What methods do historians and archaeologists use to estimate the sizes of ancient cities?

by superlative_dingus

I'm very interested in how estimates of the populations of ancient cities are established, particularly for cities of the prehistoric or protohistoric era, such as Çatalhöyük in Turkey (which Wikipedia lists as having a population of ~1000 c. 7000 BCE) or Uruk in modern Iraq (which has been estimated to have ~45,000 residents around 3000 BCE, to cite Wikipedia again). One factor that seems like it should matter would be the productivity of agricultural or pastoral work undertaken by the residents, and another would be the number of homes discovered in a particular layer. But, even if we can estimate productivity, how do we know how many individuals lived in a given domicile? How do we account for people living in structures made of materials that weren't easily preserved, such as wood, thatch or other organic matter? And how are these factors collated to give a single estimate of population size?

the_gubna

I mean, you’ve basically hit the nail on the head already.

When archaeologists are estimating population size, it’s always going to be a range. So the agricultural or foraging resources available might give you an upper limit (even though archaeologists often overlooked the productive value of certain types of agriculture in the past because they didn’t conform to a western idea of what a “field” should be). On the other hand, you could take as many domestic structures as you can identify,assign a believably low number of people per house, and get the lower limit.

Of course, there’s all kinds of problems with these methodologies. As you said, how do we figure out how many people lived in a house. One way might be with the direct historical approach, where you get as close as you can in time and work backwards from there. (This obviously works better for late Precontact Native Americans than for Catalhoyuk, for example.) Sometimes, you can identify an area that you think is for sleeping (as opposed to food processing, tool production, etc) and estimate how many people could comfortably fit there.
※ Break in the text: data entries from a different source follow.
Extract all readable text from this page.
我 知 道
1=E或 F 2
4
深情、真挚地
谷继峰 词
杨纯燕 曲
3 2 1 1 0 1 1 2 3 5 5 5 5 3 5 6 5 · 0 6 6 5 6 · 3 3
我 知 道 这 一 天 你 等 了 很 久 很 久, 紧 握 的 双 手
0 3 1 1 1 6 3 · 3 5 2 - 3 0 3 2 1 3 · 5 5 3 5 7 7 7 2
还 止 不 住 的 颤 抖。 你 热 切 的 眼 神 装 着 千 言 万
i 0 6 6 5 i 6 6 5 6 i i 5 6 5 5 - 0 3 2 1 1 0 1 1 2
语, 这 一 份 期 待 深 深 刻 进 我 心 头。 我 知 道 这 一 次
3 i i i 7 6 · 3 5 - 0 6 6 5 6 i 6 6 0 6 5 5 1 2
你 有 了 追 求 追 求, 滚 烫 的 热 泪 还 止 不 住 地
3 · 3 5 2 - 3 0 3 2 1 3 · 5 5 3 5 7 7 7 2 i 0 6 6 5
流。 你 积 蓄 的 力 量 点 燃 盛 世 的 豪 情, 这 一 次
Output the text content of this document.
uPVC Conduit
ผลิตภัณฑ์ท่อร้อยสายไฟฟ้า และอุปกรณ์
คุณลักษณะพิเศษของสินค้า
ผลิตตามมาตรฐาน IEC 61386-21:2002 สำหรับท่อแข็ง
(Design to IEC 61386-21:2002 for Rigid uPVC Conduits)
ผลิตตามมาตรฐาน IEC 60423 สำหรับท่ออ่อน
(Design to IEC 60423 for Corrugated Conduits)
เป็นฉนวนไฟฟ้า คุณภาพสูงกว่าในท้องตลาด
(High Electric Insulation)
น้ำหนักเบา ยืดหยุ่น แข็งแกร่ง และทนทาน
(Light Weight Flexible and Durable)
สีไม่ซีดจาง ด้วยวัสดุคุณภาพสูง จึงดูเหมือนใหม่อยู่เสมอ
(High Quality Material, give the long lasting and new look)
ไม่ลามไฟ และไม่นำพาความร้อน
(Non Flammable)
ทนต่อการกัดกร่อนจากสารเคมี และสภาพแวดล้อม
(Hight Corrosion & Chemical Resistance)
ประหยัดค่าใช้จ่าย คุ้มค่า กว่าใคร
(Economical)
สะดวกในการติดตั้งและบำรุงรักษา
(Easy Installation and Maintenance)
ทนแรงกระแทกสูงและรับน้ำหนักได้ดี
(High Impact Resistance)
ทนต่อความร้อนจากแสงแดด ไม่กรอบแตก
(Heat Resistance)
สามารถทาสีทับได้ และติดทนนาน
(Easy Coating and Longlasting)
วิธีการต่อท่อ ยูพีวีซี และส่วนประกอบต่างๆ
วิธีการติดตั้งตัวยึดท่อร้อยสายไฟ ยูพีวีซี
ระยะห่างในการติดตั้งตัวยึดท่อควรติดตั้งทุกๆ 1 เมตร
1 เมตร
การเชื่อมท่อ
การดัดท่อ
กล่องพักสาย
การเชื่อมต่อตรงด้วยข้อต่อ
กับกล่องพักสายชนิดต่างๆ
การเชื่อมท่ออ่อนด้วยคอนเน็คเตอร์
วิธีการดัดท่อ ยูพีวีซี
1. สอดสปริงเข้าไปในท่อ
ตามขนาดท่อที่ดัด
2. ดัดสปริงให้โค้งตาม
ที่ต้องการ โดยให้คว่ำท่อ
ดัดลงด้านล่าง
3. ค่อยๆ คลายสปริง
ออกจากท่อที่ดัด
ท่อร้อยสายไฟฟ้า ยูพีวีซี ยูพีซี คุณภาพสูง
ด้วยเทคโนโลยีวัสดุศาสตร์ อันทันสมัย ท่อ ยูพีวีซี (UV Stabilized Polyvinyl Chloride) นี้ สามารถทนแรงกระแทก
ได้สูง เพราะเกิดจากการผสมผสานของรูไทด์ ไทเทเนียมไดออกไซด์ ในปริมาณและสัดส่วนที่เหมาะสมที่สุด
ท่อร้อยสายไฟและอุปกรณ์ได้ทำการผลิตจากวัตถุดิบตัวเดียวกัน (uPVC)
There’s also a few issues that you have to think critically about here. One is, archaeologists until very recently were usually mostly men. As a result, reconstructions of populations have historically tended to exclude women and children, implicitly using some kind of generic masculine individual to stand in for everyone. Likewise, what is comfortable space per person is culturally variable. Even different contemporary industrial societies have different standards of personal space. Surely, people in the past did as well.

The history of increasingly better population estimates is archaeologists developing better methodologies and theory to address the potential sources of uncertainty that I’ve outlined above.